Flushing Queens Botanical Garden (QBG) officials and local leaders celebrated on Thursday the official opening of the newly renovated Unity Garden with a green ribbon-cutting ceremony. 

Located in the Gardens on Parade Section at QBG (an area originally modeled after the five-acre exhibit showcased at the 1939-1940 New York World’s Fair) the zone features a new design with a circle of a lawn, surrounded by six elegant 1964 World’s Fair-style benches, pathways, and a combination of plants that do well in shade and sun. 

QBG Executive Director Susan Lacerte was joined by Assemblymembers Nily Rozic and Jeffrion Aubry, who contributed a total of $250,000 for the Unity Garden. Special guests included Borough President Melinda Katz, Assemblyman David Weprin, City Councilman Jimmy Van Bramer and QBG board members. 

“I’m very happy to see this happen,” said Pauline Huang, QBG board chair. “When we were here before, this was a rock garden. But now there are benches, trees, a lot of designs. It happened because of all of your contributions, your passion and efforts that made this happened. This is the only garden in Queens and am so proud to be here today and will be here forever.”

The green ribbon-cutting ceremony officially marking the opening of the Unity Garden (Photo by Carlotta Mohamed)

Installed in the 1970s, the garden was in much need of renovation, according to Lacerte. In 2015, Lacerte took a trip to Albany and presented a capital proposal to Aubry, and also received support from Rozic. The project was in part funded by a grant from the lawmakers and the remaining support was provided by private funds, totaling $375,000. 

Assemblymembers Jeffrion Aubry and Nily Rozic by the Unity Garden (Photo by Carlotta Mohamed)

“It really was a team effort to keep this place up and running and for everyone who has come to enjoy the garden, we know and appreciate all of the hard work,” Rozic said. “$250,000 might not sound like a lot, but clearly fitting amongst this Unity Garden it really goes a long way in bringing the outside in and inside out.
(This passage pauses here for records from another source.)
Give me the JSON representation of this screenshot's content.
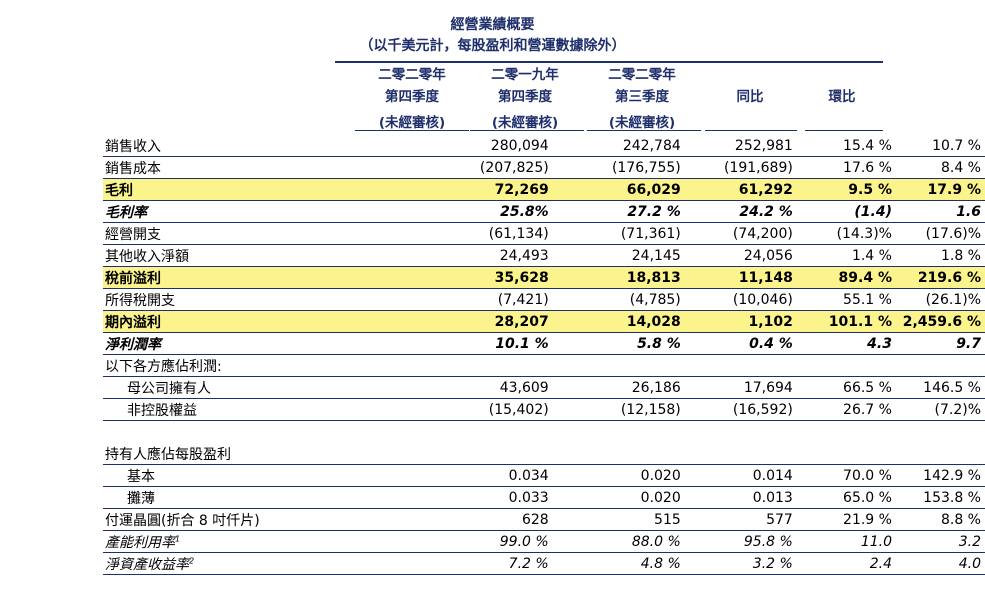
{
  "title": "經營業績概要",
  "subtitle": "（以千美元計，每股盈利和營運數據除外）",
  "columns": [
    {
      "line1": "二零二零年",
      "line2": "第四季度",
      "line3": "(未經審核)"
    },
    {
      "line1": "二零一九年",
      "line2": "第四季度",
      "line3": "(未經審核)"
    },
    {
      "line1": "二零二零年",
      "line2": "第三季度",
      "line3": "(未經審核)"
    },
    {
      "line1": "",
      "line2": "同比",
      "line3": ""
    },
    {
      "line1": "",
      "line2": "環比",
      "line3": ""
    }
  ],
  "rows": [
    {
      "label": "銷售收入",
      "v": [
        "280,094",
        "242,784",
        "252,981",
        "15.4 %",
        "10.7 %"
      ]
    },
    {
      "label": "銷售成本",
      "v": [
        "(207,825)",
        "(176,755)",
        "(191,689)",
        "17.6 %",
        "8.4 %"
      ]
    },
    {
      "label": "毛利",
      "v": [
        "72,269",
        "66,029",
        "61,292",
        "9.5 %",
        "17.9 %"
      ]
    },
    {
      "label": "毛利率",
      "v": [
        "25.8%",
        "27.2 %",
        "24.2 %",
        "(1.4)",
        "1.6"
      ]
    },
    {
      "label": "經營開支",
      "v": [
        "(61,134)",
        "(71,361)",
        "(74,200)",
        "(14.3)%",
        "(17.6)%"
      ]
    },
    {
      "label": "其他收入淨額",
      "v": [
        "24,493",
        "24,145",
        "24,056",
        "1.4 %",
        "1.8 %"
      ]
    },
    {
      "label": "稅前溢利",
      "v": [
        "35,628",
        "18,813",
        "11,148",
        "89.4 %",
        "219.6 %"
      ]
    },
    {
      "label": "所得稅開支",
      "v": [
        "(7,421)",
        "(4,785)",
        "(10,046)",
        "55.1 %",
        "(26.1)%"
      ]
    },
    {
      "label": "期內溢利",
      "v": [
        "28,207",
        "14,028",
        "1,102",
        "101.1 %",
        "2,459.6 %"
      ]
    },
    {
      "label": "淨利潤率",
      "v": [
        "10.1 %",
        "5.8 %",
        "0.4 %",
        "4.3",
        "9.7"
      ]
    },
    {
      "label": "以下各方應佔利潤:",
      "v": [
        "",
        "",
        "",
        "",
        ""
      ]
    },
    {
      "label": "母公司擁有人",
      "v": [
        "43,609",
        "26,186",
        "17,694",
        "66.5 %",
        "146.5 %"
      ]
    },
    {
      "label": "非控股權益",
      "v": [
        "(15,402)",
        "(12,158)",
        "(16,592)",
        "26.7 %",
        "(7.2)%"
      ]
    },
    {
      "label": "",
      "v": [
        "",
        "",
        "",
        "",
        ""
      ]
    },
    {
      "label": "持有人應佔每股盈利",
      "v": [
        "",
        "",
        "",
        "",
        ""
      ]
    },
    {
      "label": "基本",
      "v": [
        "0.034",
        "0.020",
        "0.014",
        "70.0 %",
        "142.9 %"
      ]
    },
    {
      "label": "攤薄",
      "v": [
        "0.033",
        "0.020",
        "0.013",
        "65.0 %",
        "153.8 %"
      ]
    },
    {
      "label": "付運晶圓(折合 8 吋仟片)",
      "v": [
        "628",
        "515",
        "577",
        "21.9 %",
        "8.8 %"
      ]
    },
    {
      "label": "產能利用率",
      "sup": "1",
      "v": [
        "99.0 %",
        "88.0 %",
        "95.8 %",
        "11.0",
        "3.2"
      ]
    },
    {
      "label": "淨資產收益率",
      "sup": "2",
      "v": [
        "7.2 %",
        "4.8 %",
        "3.2 %",
        "2.4",
        "4.0"
      ]
    }
  ]
}
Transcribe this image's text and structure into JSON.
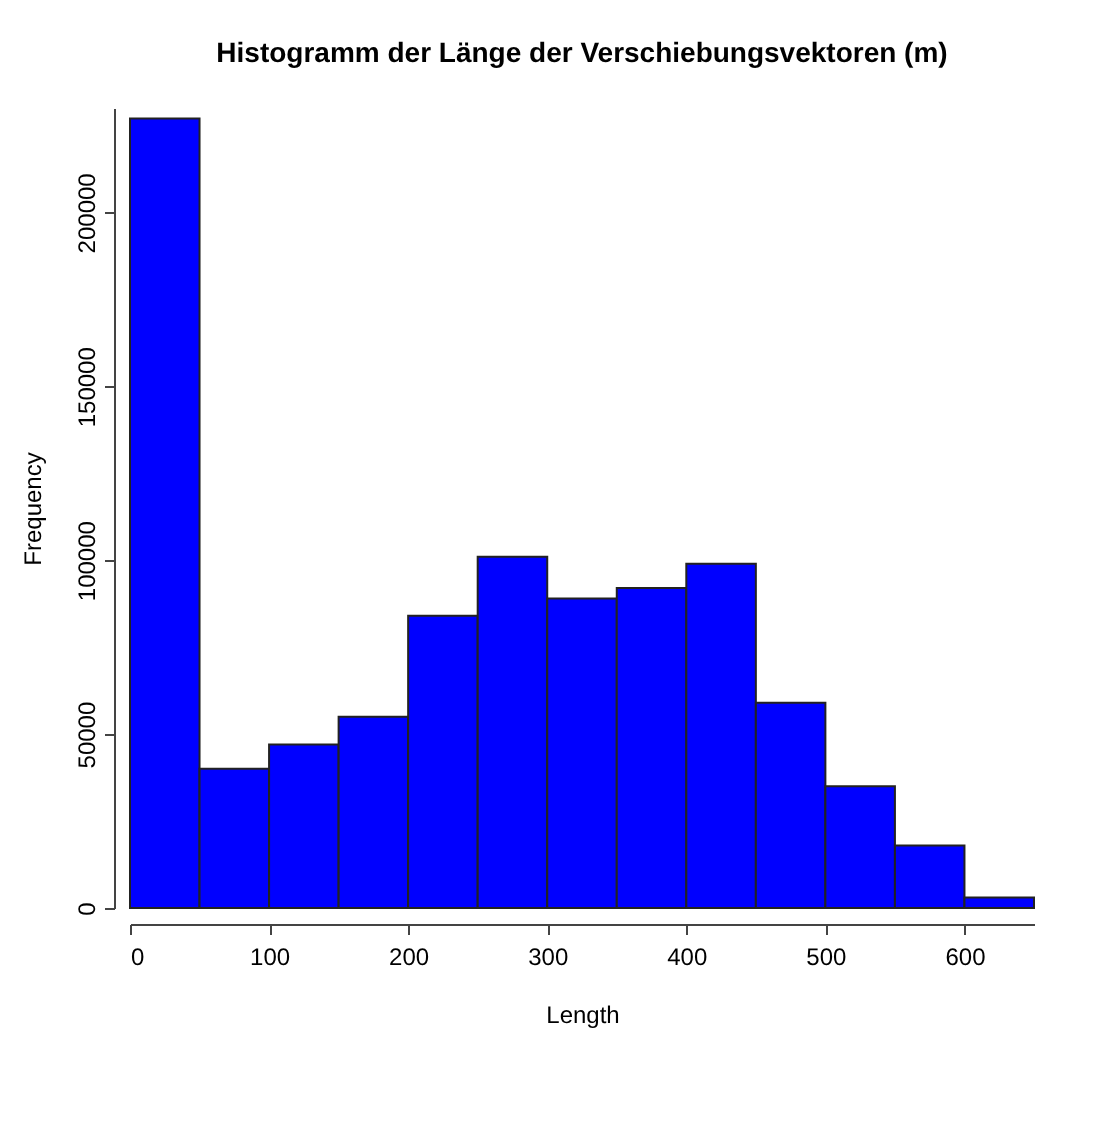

It’s all about creating the social infrastructure for community members to come sit, enjoy and relax.” 

For Aubry, it’s importance to support hidden treasures in communities that may not get the spotlight as much as other places in the city, he said. 

“We in Queens know that it’s a special place [a hidden gem] and a place where everyone can come and find solace, comfort and enjoy the environment,” Aubry said.  

Renowned Botanical Garden consultant W. Gary Smith and landscape architect Harriet Grimm created the design of the Unity Garden working in consort with QBG Horticulture staff Morgan Potter and her team; local landscapers, Scenic Designs, implemented the renovation. 

“It was a privilege getting to work with such talented designers,” Potter said. “Gary Smith and Harriet Grimm brought a fresh and inspiring perspective to the Garden, tying spaces together and really setting in motion the idea of the Gardens on Parade as a unified space. Plants flow from one section to the next connecting the gardens to each other, but perhaps more importantly, connecting people to the space, an idea we’re running with as we renovate other nearby areas.

The Unity Garden also incorporates existing trees and shrubs in former Backyard Garden, two faux bois benches, and a variety of ferns and perennials. One of the trees is a rare Franklinia tree (Franklinia alatamaha), named after Benjamin Franklin and no longer found in the wild. Other highlights include witch hazel, Japanese painted ferns, and two cherry plum trees. The circle at the heart of the new design is a symbol familiar to all cultures and one that sends a message of unity and welcome to all who visit. 

“When we walked in and saw a bunch of little children playing, you immediately feel better about the world. You feel a little bit happier and this garden and places like this are the only thing that is going to save us from the madness in the world right now,” Van Bramer said.